Türk tarihinin kuşkusuz en büyük kağanlarından biri olan Oğuz Kağan, gerek yazılı kaynaklarda, gerekse de sözlü edebiyatta süregelen Oğuz Destanı‘nda anlatıldığı üzere, yaşamı mucizelerle dolu olan bir Türk yiğididir. Doğduğu gün onun Tanrı’nın kutuna sahip olduğu anlaşılmış ve mucizeleri görülmeye başlamıştır. Yalnızca doğduğu gün annesinden süt emmiş, daha sonra bir daha süt emmemiştir. Çok kısa sürede büyümüş ve bir yaşına girmeden konuşmaya başlamıştır. Yaşını doldurmadan okunu ve yayını alıp ava gittiği ve tüm Türk elinde ününün hızla yayıldığı, yine mitolojik ögeleri de barındıran Türk destanlarında belirtilmektedir.

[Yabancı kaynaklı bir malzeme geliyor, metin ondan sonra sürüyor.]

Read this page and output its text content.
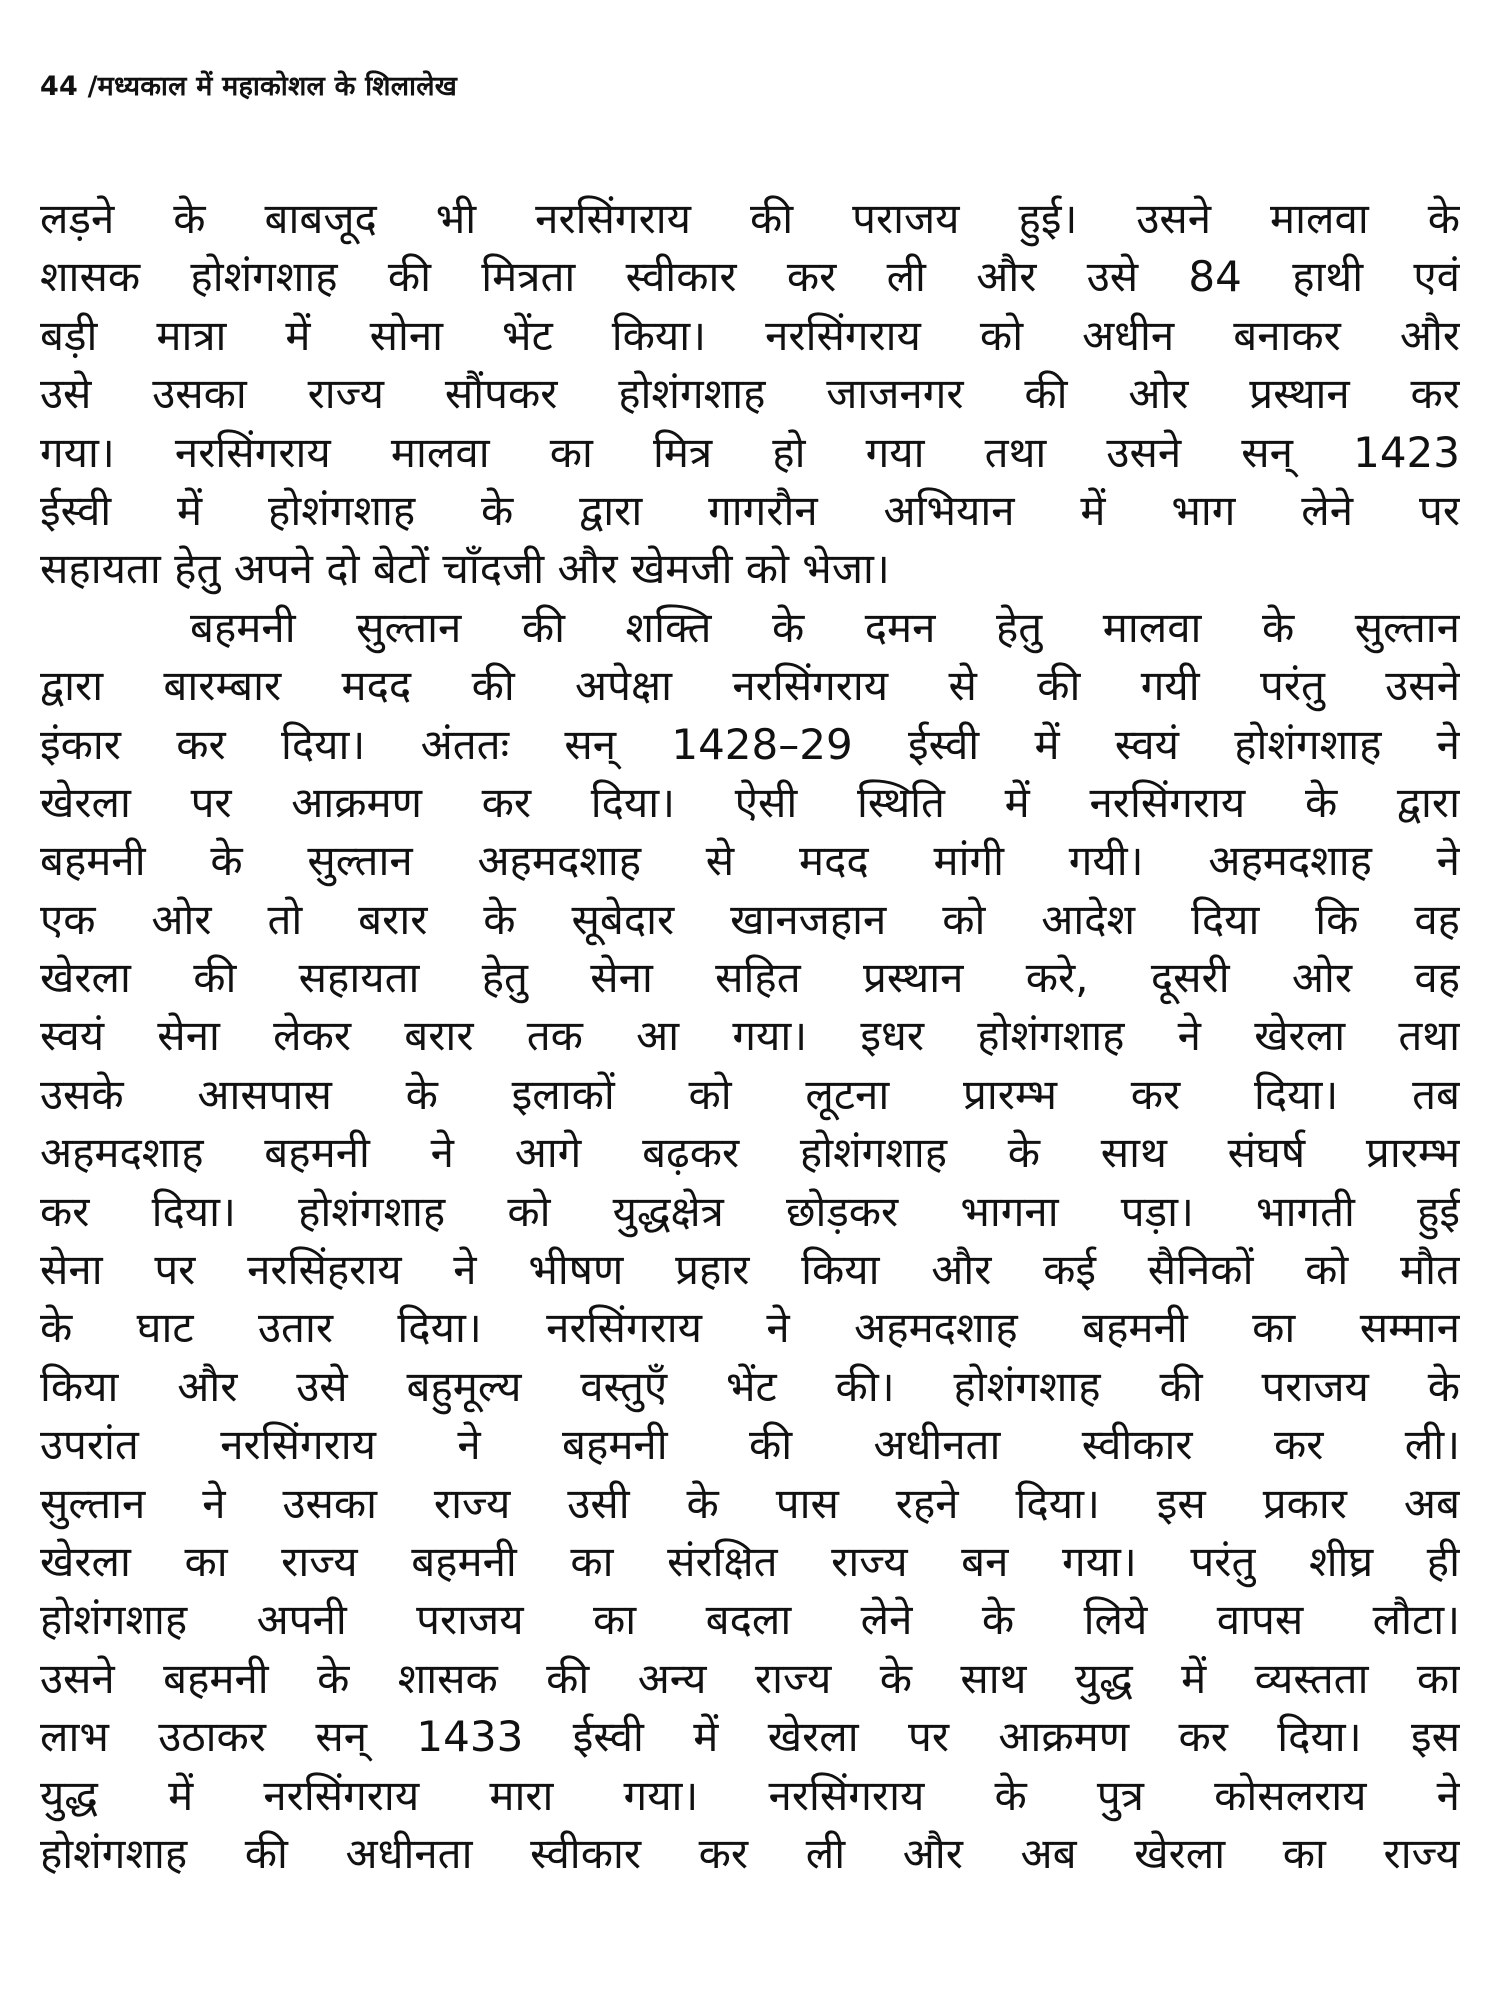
44 /मध्यकाल में महाकोशल के शिलालेख
लड़ने के बाबजूद भी नरसिंगराय की पराजय हुई। उसने मालवा के
शासक होशंगशाह की मित्रता स्वीकार कर ली और उसे 84 हाथी एवं
बड़ी मात्रा में सोना भेंट किया। नरसिंगराय को अधीन बनाकर और
उसे उसका राज्य सौंपकर होशंगशाह जाजनगर की ओर प्रस्थान कर
गया। नरसिंगराय मालवा का मित्र हो गया तथा उसने सन् 1423
ईस्वी में होशंगशाह के द्वारा गागरौन अभियान में भाग लेने पर
सहायता हेतु अपने दो बेटों चाँदजी और खेमजी को भेजा।
बहमनी सुल्तान की शक्ति के दमन हेतु मालवा के सुल्तान
द्वारा बारम्बार मदद की अपेक्षा नरसिंगराय से की गयी परंतु उसने
इंकार कर दिया। अंततः सन् 1428–29 ईस्वी में स्वयं होशंगशाह ने
खेरला पर आक्रमण कर दिया। ऐसी स्थिति में नरसिंगराय के द्वारा
बहमनी के सुल्तान अहमदशाह से मदद मांगी गयी। अहमदशाह ने
एक ओर तो बरार के सूबेदार खानजहान को आदेश दिया कि वह
खेरला की सहायता हेतु सेना सहित प्रस्थान करे, दूसरी ओर वह
स्वयं सेना लेकर बरार तक आ गया। इधर होशंगशाह ने खेरला तथा
उसके आसपास के इलाकों को लूटना प्रारम्भ कर दिया। तब
अहमदशाह बहमनी ने आगे बढ़कर होशंगशाह के साथ संघर्ष प्रारम्भ
कर दिया। होशंगशाह को युद्धक्षेत्र छोड़कर भागना पड़ा। भागती हुई
सेना पर नरसिंहराय ने भीषण प्रहार किया और कई सैनिकों को मौत
के घाट उतार दिया। नरसिंगराय ने अहमदशाह बहमनी का सम्मान
किया और उसे बहुमूल्य वस्तुएँ भेंट की। होशंगशाह की पराजय के
उपरांत नरसिंगराय ने बहमनी की अधीनता स्वीकार कर ली।
सुल्तान ने उसका राज्य उसी के पास रहने दिया। इस प्रकार अब
खेरला का राज्य बहमनी का संरक्षित राज्य बन गया। परंतु शीघ्र ही
होशंगशाह अपनी पराजय का बदला लेने के लिये वापस लौटा।
उसने बहमनी के शासक की अन्य राज्य के साथ युद्ध में व्यस्तता का
लाभ उठाकर सन् 1433 ईस्वी में खेरला पर आक्रमण कर दिया। इस
युद्ध में नरसिंगराय मारा गया। नरसिंगराय के पुत्र कोसलराय ने
होशंगशाह की अधीनता स्वीकार कर ली और अब खेरला का राज्य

Oğuz Kağan’ın adı, doğduktan bir süre sonra konulmuştur. Çünkü Türklerde ad verme geleneği böyledir. Gök sakallı ve ay yüzlü bir bilge (bu bazen de çocuğun babası – annesi olur) çocuğun özelliklerine bakarak, ona uygun bir ad verir.1 Hatta bir rivayete göre, Oğuz Kağan kendisine “Oğuz” adının verilmesini kendisi istemiştir. Burada belirtilmesi gereken başka bir konu da, Oğuz Kağan ile Mete Han‘ın aynı kişi olduklarıdır. Oğuz adı, babası Teoman tarafından verilen addır. Mete ise, Çin kaynaklarında Oğuz Kağan’ı belirtmek için kullanılan addır. Orta Asya Türk tarihi hakkında, Türkler tarafından yazılmış yazılı kaynaklar olmadığı veya henüz bulunamadığı için, Türklerin çevresindeki ulusların tarihi kaynaklarına bakarak bilgi edinilir. Bu kaynaklar içinde kuşkusuz en önemli olanları, Çin kaynaklarıdır. Çin kaynaklarında Oğuz Kağan için “Mao-tun” (Mete) diye seslendirilen bir ad kullanılmıştır. Bu sesletim, bugünkü Çinceye göre yapılmaktadır. Eski Çinceye göre sesletim yapılacak olursa, “Bak-tut” biçiminde bir ad karşımıza çıkar. Bu adın da, Eski Türkçedeki “Bağatur” adını karşıladığı düşünülmektedir. Bu bilgiler göz önünde bulundurulursa, Oğuz Kağan’ın adının Bahadır’dan başka bir ad olmadığı da söylenebilir. Fakat Türklerce yaygın olarak kullanılan ve benimsenenler Oğuz ve Mete adlarıdır
Mete Han‘ın acuna gelişi, Oğuz Destanı‘nda şöyle dile getirilir:
[...] Aydın oldu gözleri, renklendi, ışık doldu,Oğuz Kağan’ın betimlemelerinden hareketle çizilen farklı resimler:
Ay Kağan’ın o gündü, bir erkek oğlu oldu.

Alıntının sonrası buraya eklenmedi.